A Vénissieux, le club de l’AS Charreard Vénissieux Futsal compte 150 licenciés pour un budget de 10 000 euros. Entre 2004 et 2012, il a évolué plusieurs années en première division nationale. Après la descente de l’équipe fanion en division d’honneur (niveau régional) en 2012, le club a été restructuré pour accueillir de nouvelles catégories. Celine Mabie qui vient d’arriver il y a quelques mois de Guyane accompagne son fils Emryss (9 ans) lors d’un entraînement. Elle reconnaît que cette discipline revêt beaucoup d’avantages notamment lorsqu’on doit faire face au manque de places dans les clubs de foot à onze : « Il faut s’y prendre en mai pour les inscriptions. Au niveau de l’organisation c’est un peu difficile. »
La mère du jeune licencié insiste sur le fait de pouvoir « jouer qu’il pleuve ou qu’il neige » surtout pour un enfant venu des DOM TOM.
Monsieur Rabah, le père de Haroun et Bachir loue les vertus d’une discipline qui contribue à former au foot à onze. Ce fut le cas pour le joueur du Toulouse FC Wissam Ben Yedder qui a évolué plusieurs années au club de Garges Djibson (Première division) avant de devenir une star de la ligue 1. « S’ils veulent rester au futsal, ça ne me dérange pas dit le père de famille. Si les gamins sont épanouis, tant mieux. On n’en est plus à un sport de quartier. Il faudrait cependant plus de moyens et de considération de la part des mairies pour ces clubs. »
Les parents sont donc passés d’une solution de repli contraignant à un compromis avantageux.
« Les plus jeunes s’y intéressent beaucoup renchérit Benoît Lacazette, mais le passage définitif du foot à onze au futsal se fait plus tard entre 18 et 20 ans.
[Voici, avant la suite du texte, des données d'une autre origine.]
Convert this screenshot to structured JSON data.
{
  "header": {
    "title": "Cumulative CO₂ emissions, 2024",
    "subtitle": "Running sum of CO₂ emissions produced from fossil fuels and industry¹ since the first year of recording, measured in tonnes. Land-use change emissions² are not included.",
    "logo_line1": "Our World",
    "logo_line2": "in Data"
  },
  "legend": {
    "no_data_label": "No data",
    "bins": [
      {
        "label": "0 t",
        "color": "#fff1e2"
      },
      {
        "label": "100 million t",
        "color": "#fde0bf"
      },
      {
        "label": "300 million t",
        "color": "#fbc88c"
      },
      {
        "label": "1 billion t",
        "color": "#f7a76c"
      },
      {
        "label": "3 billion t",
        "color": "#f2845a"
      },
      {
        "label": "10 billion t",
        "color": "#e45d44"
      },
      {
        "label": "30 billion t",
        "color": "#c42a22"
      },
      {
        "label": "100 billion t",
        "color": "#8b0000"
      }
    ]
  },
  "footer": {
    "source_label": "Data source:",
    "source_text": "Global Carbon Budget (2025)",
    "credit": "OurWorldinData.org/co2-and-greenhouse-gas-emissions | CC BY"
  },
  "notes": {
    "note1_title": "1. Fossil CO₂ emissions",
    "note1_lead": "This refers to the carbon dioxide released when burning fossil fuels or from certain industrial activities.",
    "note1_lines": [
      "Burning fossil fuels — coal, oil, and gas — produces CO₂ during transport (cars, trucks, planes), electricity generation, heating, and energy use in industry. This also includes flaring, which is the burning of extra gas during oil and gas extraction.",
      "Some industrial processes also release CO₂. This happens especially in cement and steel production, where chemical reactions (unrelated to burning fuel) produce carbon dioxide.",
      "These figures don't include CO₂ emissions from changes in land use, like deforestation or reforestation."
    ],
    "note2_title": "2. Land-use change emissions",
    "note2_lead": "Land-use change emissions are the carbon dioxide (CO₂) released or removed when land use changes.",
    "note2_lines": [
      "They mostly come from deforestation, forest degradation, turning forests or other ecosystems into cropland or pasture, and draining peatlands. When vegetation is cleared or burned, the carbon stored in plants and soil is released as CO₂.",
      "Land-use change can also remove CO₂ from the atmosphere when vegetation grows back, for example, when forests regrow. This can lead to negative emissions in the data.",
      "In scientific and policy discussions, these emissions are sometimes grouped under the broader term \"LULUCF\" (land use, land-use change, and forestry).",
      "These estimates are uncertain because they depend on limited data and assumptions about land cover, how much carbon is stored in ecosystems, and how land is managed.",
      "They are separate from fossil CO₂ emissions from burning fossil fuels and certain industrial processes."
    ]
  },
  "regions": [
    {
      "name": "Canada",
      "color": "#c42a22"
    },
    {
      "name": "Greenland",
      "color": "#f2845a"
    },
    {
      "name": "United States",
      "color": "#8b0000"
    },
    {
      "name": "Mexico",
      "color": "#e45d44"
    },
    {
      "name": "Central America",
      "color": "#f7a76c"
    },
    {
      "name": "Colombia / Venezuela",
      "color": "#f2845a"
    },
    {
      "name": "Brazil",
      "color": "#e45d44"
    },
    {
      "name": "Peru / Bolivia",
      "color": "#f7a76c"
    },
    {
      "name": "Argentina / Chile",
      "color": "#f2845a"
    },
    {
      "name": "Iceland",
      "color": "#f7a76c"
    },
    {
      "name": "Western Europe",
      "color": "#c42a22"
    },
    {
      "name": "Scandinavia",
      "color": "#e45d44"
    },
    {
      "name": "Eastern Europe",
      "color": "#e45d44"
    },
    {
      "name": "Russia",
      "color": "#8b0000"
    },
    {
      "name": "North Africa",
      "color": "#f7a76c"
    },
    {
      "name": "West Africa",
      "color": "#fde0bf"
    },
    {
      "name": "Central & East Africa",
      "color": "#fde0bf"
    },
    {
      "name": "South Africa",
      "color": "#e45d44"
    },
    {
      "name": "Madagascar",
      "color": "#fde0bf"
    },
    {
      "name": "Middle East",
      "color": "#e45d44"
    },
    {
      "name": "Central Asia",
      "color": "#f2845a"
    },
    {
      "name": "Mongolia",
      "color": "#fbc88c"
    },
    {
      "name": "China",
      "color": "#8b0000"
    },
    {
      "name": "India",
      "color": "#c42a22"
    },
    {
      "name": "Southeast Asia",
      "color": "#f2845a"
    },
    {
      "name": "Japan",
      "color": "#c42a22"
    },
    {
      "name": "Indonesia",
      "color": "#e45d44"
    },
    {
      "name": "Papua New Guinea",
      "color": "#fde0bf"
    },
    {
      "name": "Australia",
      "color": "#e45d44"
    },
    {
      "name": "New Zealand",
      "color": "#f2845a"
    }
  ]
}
C’est plus tôt qu’avant où on y allait à 22 ans en moyenne. Il y a une hausse au niveau de la prise de licence et même de la prise de conscience. »
Le directeur sportif de l’AS Charreard Vénissieux Futsal, Wissem Wislah (22 ans) rappelle qu’à l’origine le futsal est un sport de quartier.
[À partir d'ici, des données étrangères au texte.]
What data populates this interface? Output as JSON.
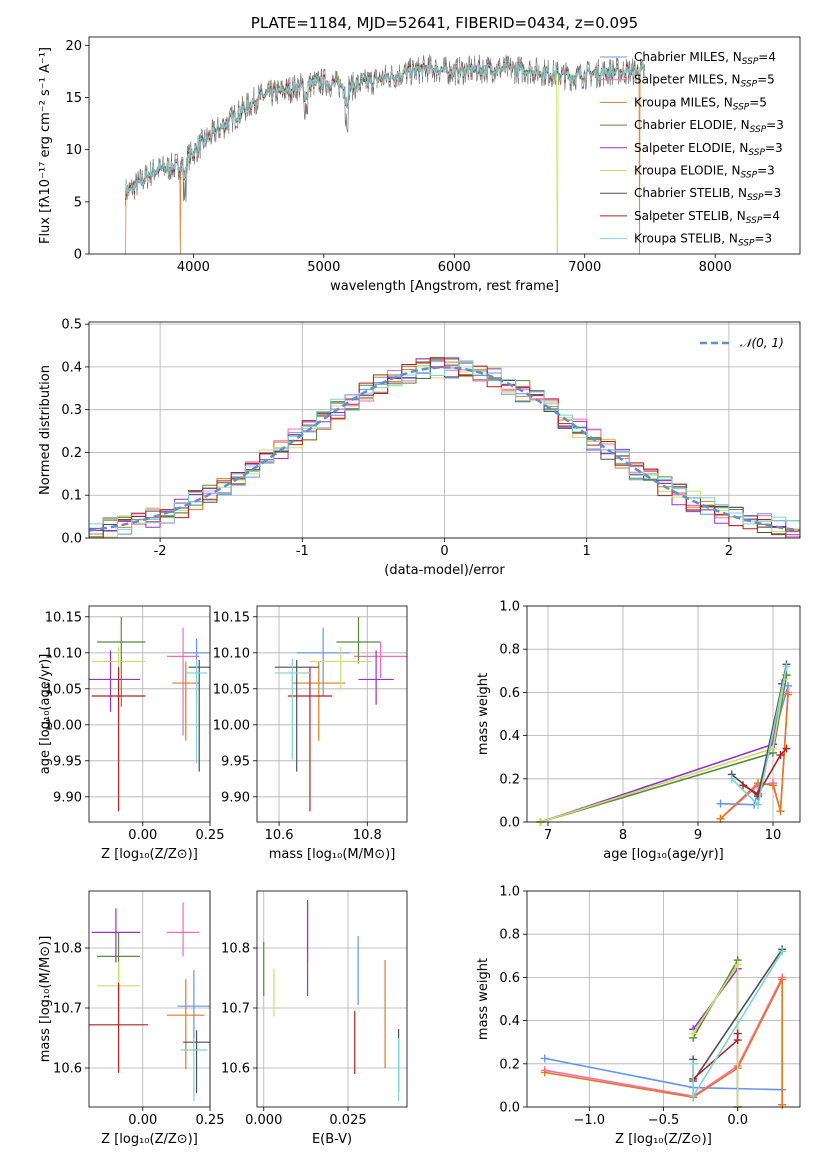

« Les gens qu’on voit au futsal ont toujours eu l’habitude d’évoluer dans un petit périmètre. On le voit aussi au Brésil dans les favelas. Jouer dans ces périmètres est très bénéfique. Mais attention même si le foot à onze et le futsal sont des disciplines distinctes, la pelouse et ses espaces finit par manquer. »
Les féminines entrent en jeu
L’équipe féminine de l’AS Charreard Vénissieux Futsal compte des éléments âgés de 19 à 28 ans. Elles sont étudiantes, ou employées et sont venues s’épanouir tout en jouant sans appréhension. Le meilleur fait d’arme des Vénissiannes est une victoire lors de la coupe du monde des clubs de futsal 2015 à Nantes.
Leila Ecoffet (26 ans) qui est à agent d’entretien pratique le foot à onze depuis douze ans. Elle joue à l’AS Charreard Vénissieux Futsal depuis deux ans tout en évoluant également au FC Lyon : « Ici, on est nombreuses et libres en tant que femmes. On joue même contre des garçons et c’est la preuve de notre épanouissement. »
«Le meilleur moment de l’année c’est l’hiver dit-elle car il n’y a plus d’inconvénients. On ne se pose plus de questions sur l’équipement. On vient comme on est sans le souci du froid. Par contre, l’été il fait vraiment chaud ! »
Le futsal féminin est encore marginalisé dans la région au point que les compétitions officielles sont presque inexistantes. Si bien que les licenciées font le doublon avec le foot à onze comme Marion Dalzoto (29 ans) ancienne joueuse de l’olympique lyonnais, désormais au FC Lyon. Elle est plus mesurée quant à l’évolution de la situation : « en trois saisons, il n’y a jamais eu de championnat mis en place. Pendant la trêve, on affronte les équipes masculines de district (niveau départemental). On est encore dans l’ombre alors que le foot à onze explose chez les féminines. »
L’engouement pour le futsal sert la cause d’une discipline qui dynamise les quartiers difficiles mais aussi plus aisés. Il s’ouvre désormais à un public de plus en plus large. Malgré de nombreuses difficultés à braver au niveau des créneaux horaires des gymnases ou des subventions, l’avenir s’annonce prometteur.